Сестра Львова стояла у двери, прислонясь къ притолкѣ. Подбородокъ ея былъ совсѣмъ пригнутъ къ груди; бѣлый апостольникъ закрывалъ ея щеки, а грудь поднималась высоко и неровно, точно сестра боролась со слезами или сильнѣйшимъ волненіемъ. И дѣйствительно, бывшая сельская учительница и фельдшерица, человѣкъ начитанный и безъ предразсудковъ, вѣрящая только въ точныя науки,- она ярко, всей тонкой своей организаціей чувствовала,—какъ чувствуетъ художникъ при взглядѣ на талантливый холстъ новатора, передающаго исключительное явленіе въ природѣ,-чувствовала, что, несмотря на всю исключительность происходящаго,— жизнь, судьба давала ей новый урокъ, шире раздвигала рамки ея міровоззрѣнія, учила ее понимать, любить, видѣть силу творчества тамъ, и въ этомъ Назаретѣ, гдѣ раньше ея ограниченному человѣческому взору представлялись лишь ложь условности, піэтизмъ, пошлость и фарисейство или большого свѣта, или обманщиковъ... И душа ея, коснувшись другой души, падала ницъ, въ умиленіи передъ урокомъ.

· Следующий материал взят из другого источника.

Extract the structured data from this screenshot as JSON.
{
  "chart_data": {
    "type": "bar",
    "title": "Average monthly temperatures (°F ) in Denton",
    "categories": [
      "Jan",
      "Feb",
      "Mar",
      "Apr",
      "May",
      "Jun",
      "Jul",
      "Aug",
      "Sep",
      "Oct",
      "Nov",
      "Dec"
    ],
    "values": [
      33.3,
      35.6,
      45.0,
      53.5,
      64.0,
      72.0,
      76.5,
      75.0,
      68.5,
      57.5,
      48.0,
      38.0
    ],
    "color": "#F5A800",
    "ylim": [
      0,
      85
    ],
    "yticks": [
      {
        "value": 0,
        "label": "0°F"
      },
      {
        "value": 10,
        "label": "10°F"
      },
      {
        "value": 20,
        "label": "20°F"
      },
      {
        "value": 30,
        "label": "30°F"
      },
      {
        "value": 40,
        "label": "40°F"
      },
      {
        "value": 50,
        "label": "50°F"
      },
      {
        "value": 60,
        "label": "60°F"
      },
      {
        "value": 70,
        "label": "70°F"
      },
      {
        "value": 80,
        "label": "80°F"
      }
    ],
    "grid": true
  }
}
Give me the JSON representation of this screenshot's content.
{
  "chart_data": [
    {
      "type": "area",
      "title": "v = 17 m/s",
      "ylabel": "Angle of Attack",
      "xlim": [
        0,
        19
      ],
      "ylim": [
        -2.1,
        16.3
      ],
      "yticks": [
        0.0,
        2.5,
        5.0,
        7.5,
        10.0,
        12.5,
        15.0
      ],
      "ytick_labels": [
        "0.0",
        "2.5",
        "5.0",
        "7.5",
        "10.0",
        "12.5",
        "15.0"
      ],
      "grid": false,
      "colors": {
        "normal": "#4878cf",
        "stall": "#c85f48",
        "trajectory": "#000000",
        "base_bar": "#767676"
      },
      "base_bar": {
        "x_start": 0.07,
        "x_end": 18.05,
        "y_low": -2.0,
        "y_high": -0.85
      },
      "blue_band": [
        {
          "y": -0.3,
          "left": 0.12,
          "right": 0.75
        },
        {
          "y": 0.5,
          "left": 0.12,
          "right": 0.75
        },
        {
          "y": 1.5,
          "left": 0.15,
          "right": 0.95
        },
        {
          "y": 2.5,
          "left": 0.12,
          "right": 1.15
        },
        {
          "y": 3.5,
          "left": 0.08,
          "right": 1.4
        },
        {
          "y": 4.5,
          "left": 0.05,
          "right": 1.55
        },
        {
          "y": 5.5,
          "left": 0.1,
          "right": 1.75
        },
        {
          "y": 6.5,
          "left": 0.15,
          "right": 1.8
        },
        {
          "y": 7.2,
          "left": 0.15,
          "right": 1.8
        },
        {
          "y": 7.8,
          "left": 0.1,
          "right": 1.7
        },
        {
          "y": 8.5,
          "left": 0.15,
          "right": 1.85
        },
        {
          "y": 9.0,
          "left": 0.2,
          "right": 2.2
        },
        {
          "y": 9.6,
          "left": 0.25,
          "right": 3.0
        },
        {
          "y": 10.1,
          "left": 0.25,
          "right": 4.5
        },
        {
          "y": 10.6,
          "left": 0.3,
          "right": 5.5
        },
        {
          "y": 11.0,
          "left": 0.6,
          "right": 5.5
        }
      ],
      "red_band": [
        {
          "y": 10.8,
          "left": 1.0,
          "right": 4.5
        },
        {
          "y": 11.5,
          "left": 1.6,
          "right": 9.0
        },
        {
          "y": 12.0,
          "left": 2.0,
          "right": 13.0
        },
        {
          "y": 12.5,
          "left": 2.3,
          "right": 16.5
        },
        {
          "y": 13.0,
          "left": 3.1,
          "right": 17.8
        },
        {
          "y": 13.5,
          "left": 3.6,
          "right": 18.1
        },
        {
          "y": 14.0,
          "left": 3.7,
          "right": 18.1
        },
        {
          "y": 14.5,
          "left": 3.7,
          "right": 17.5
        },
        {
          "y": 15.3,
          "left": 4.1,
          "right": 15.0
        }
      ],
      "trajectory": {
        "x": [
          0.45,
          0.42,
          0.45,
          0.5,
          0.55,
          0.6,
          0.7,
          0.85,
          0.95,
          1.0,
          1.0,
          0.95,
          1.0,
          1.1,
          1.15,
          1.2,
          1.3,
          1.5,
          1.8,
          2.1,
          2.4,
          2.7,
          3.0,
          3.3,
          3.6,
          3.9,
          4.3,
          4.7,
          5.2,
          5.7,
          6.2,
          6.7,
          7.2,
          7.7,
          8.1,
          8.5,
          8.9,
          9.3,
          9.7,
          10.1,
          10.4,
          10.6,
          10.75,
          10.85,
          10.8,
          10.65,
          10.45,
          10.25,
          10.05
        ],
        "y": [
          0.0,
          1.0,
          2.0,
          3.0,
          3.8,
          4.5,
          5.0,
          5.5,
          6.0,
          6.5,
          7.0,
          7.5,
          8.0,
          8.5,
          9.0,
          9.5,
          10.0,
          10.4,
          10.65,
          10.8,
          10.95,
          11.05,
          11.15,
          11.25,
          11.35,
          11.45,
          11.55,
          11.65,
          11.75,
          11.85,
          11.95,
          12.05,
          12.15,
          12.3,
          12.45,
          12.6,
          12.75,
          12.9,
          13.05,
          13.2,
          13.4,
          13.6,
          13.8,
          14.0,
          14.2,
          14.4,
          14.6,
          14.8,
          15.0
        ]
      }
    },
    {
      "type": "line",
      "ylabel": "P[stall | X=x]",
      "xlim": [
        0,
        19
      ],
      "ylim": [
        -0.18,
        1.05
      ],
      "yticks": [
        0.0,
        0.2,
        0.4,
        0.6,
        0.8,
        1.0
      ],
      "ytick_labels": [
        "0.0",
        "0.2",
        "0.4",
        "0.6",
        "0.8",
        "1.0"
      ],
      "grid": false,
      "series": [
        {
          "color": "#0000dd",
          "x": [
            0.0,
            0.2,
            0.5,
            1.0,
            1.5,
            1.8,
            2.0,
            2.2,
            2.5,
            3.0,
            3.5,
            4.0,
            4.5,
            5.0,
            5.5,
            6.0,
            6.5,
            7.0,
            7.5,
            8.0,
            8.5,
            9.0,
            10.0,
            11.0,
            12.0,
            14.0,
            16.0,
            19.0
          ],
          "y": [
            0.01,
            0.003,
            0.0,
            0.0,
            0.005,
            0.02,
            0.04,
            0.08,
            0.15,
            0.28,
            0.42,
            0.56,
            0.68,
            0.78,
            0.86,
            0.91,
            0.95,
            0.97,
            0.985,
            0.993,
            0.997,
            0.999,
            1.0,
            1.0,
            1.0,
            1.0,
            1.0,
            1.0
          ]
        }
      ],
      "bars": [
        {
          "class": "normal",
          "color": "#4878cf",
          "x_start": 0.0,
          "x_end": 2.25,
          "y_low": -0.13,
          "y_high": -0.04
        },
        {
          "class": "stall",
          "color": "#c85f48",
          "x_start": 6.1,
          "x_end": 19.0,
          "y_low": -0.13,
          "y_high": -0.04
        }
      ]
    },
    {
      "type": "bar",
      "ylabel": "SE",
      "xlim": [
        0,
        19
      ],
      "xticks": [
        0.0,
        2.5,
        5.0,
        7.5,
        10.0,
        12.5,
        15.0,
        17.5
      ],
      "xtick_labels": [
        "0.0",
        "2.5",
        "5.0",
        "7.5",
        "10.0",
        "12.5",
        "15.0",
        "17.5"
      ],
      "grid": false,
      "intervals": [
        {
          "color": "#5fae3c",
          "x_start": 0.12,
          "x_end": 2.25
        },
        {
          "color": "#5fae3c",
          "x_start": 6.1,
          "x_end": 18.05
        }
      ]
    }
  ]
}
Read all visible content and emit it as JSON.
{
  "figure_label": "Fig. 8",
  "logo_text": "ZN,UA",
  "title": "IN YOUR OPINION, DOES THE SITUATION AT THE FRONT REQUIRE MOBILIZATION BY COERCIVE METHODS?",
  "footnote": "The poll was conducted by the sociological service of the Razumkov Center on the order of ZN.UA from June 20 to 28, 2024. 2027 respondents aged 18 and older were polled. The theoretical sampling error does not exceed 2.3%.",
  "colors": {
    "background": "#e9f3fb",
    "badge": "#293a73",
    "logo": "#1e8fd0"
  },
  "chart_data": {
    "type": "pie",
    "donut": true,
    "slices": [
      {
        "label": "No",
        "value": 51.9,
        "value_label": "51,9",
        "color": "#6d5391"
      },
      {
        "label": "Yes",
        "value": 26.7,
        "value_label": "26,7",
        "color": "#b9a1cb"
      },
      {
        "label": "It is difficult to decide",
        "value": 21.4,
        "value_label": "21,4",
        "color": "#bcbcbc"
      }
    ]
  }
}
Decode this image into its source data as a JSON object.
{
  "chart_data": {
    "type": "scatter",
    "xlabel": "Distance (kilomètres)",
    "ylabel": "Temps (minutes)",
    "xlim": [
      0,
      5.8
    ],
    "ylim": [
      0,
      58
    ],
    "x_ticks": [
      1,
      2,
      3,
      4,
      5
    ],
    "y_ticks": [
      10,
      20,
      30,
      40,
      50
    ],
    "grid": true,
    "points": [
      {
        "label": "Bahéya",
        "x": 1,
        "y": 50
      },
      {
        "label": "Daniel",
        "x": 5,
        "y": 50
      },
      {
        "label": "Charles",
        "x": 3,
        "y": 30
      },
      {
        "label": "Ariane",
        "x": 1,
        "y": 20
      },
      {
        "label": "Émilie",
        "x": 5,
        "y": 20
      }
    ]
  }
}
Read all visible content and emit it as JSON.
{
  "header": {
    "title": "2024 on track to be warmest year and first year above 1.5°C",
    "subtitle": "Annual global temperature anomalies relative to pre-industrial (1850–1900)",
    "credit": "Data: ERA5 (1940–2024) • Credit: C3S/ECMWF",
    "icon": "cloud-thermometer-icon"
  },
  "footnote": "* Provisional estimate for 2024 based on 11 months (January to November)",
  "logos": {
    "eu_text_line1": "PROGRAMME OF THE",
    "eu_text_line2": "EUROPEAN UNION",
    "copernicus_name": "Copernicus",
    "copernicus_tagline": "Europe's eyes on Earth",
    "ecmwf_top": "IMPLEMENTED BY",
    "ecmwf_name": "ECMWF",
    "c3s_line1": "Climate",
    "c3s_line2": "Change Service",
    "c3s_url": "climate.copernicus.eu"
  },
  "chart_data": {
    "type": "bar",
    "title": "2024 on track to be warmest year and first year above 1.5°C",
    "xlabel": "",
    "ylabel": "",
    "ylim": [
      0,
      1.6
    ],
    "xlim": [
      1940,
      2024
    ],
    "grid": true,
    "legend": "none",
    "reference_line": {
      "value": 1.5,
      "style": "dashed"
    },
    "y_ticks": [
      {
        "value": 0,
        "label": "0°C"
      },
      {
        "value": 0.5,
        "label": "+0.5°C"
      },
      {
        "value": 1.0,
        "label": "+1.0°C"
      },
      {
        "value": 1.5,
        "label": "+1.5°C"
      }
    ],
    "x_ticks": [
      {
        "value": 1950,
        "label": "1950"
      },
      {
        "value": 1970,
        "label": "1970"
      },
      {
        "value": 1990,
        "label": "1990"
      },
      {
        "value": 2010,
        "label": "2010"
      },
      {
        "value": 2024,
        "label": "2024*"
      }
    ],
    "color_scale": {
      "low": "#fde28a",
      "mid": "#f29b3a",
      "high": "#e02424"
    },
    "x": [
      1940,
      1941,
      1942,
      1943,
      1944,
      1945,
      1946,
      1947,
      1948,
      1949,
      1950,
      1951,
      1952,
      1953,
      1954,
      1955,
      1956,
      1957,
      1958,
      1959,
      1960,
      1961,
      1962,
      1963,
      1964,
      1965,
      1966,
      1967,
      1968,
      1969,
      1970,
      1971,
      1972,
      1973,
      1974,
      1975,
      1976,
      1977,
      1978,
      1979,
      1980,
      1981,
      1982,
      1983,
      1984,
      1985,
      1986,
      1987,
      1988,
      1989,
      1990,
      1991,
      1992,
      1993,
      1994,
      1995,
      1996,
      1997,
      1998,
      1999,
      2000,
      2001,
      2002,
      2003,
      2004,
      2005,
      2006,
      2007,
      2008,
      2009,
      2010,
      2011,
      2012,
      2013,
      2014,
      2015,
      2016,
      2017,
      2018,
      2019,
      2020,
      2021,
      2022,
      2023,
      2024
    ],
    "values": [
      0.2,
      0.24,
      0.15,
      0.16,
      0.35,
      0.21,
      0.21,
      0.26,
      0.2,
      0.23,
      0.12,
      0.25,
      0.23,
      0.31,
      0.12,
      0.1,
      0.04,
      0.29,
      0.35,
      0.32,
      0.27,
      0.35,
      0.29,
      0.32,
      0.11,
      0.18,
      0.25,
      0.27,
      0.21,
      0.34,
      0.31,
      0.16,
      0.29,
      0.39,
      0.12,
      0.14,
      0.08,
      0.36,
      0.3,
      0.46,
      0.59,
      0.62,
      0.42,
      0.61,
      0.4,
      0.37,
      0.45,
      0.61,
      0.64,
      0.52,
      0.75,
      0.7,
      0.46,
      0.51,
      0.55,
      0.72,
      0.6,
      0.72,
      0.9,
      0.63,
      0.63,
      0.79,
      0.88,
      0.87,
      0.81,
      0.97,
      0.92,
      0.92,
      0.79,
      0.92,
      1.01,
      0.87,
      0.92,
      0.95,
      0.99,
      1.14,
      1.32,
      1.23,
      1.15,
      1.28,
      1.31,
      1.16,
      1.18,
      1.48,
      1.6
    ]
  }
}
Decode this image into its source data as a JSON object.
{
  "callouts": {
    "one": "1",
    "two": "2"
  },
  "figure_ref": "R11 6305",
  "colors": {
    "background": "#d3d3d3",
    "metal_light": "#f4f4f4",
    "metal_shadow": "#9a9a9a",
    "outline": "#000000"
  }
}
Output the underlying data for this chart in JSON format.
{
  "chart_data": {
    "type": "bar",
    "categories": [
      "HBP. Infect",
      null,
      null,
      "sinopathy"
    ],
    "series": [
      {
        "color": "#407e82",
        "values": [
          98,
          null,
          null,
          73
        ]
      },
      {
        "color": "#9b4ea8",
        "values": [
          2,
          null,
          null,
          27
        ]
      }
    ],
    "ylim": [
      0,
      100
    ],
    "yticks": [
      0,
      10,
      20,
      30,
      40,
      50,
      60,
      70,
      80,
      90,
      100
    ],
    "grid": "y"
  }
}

Не для нея ли были эти слова:
«Придется-ль скорби гнетъ нести,- долиной плача проходить...»
Долиной плача!.. Не ея ли это была жизнь?.. Безъ опоры, съ духомъ и униженнымъ, и поруганнымъ, и удрученнымъ, и мужемъ, и его товарищами, и всѣми житейскими обстоятельствами? И развѣ безсознательно не этому Боту она поклонялась, Богу невѣдомому, но предчувствуемому ею въ глубинѣ глубинъ ея я, Богу, Который давалъ ей и умиротвореніе, и силу, помогающія ей не наложить на себя руки, а еще другимъ перевязывать раны, выхаживать этихъ другихъ, любить и благословлять ихъ на жизнь...
Сестра подняла глаза и, поднявъ ихъ и мелькомъ взглянувъ на пѣвшую, встрѣтилась со взглядомъ Анютки и ивбитой фабричной женщины.
И странно: у всѣхъ трехъ было одно и то же выраженіе.
Львова поглядѣла еще вокругъ себя на лица другихъ «скорбящихъ»,—и вдругъ,–«какъ молнія исходитъ отъ края до края»,-ясно почувствовала, что «Отецъ» и она сама, и Анютка, и разбитая фабричная баба, и всѣ эти кухарки и мастерицы, и эта пуристка, и всѣ, всѣ, въ самой скрытой эссенціи своего существа, — Отецъ и они,-одно...
Анютка отвела глаза отъ сестры.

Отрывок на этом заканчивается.